Over the decades, I’ve never seen the job dispatched with the elegance, verve and sheer theatrical imagination that Aria Umezawa brought to it on Saturday night in the War Memorial Opera House.
Among them were countertenor Aryeh Nussbaum Cohen, whose rendition of Gluck’s “Che farò senza Euridice?” boasted a formidable combination of tonal sinew and expressive depth, and mezzo-soprano Tara Curtis, who brought a commanding presence and robustly colored tone to Cassandre’s Act 1 aria (“Malheureux roi!”) from Berlioz’s “Les Troyens.”
The title character’s prayer from the final act of Wagner’s “Rienzi” elicited a gleaming, potent performance from tenor Kyle van Schoonhoven, marked by suave phrasing and tonal freshness.

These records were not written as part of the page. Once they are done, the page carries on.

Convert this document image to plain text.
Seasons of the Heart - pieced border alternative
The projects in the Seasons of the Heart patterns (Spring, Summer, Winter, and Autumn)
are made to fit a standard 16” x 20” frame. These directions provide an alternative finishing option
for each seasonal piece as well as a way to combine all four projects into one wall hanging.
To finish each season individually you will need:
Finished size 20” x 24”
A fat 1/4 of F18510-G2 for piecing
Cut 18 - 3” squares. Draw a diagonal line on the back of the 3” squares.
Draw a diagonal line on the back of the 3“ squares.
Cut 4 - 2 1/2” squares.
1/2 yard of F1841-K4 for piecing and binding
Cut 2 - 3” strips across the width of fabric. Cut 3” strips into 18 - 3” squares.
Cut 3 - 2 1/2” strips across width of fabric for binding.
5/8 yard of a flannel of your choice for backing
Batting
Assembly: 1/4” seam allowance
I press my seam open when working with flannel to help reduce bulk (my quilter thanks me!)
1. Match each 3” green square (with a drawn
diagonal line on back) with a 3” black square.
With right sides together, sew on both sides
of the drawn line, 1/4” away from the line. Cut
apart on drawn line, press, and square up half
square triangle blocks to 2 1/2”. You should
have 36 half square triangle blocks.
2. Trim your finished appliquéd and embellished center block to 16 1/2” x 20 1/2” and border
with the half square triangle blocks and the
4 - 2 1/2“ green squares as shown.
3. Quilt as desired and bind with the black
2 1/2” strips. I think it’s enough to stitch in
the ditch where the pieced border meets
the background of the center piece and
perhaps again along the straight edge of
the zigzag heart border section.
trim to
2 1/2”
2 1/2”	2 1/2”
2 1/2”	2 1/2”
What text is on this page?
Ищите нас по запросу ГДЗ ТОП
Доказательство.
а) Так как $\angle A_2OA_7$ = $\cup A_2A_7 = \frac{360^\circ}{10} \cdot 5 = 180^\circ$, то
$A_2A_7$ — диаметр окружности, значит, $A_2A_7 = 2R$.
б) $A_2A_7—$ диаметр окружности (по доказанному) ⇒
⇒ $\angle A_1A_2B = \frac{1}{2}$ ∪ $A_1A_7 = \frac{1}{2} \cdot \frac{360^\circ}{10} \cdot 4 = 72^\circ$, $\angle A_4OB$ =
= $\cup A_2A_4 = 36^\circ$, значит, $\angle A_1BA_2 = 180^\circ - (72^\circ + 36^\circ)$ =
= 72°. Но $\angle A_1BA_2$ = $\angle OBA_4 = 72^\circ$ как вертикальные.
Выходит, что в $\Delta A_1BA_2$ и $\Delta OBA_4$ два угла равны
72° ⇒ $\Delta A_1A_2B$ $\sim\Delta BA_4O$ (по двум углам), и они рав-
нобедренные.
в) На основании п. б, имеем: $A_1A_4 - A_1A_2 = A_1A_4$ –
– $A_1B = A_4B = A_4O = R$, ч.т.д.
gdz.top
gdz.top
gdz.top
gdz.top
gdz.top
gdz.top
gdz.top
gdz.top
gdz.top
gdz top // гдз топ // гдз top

Soprano Adelaide Boedecker, joined by tenor Isaac Frishman, brought graceful vigor to a scene from Donizetti’s “Linda di Chamounix,” and tenor Amitai Pati and baritone Andrew G. Manea concluded the first half of the evening with an ingratiating account of the great duet from Bizet’s “Pearl Fishers.”
For one delightful final touch, the final offering, from “Die Fledermaus” of Johann Strauss Jr., was accompanied by slides from the young artists’ weeks in San Francisco — in performance, in master classes, posing with donors and friends.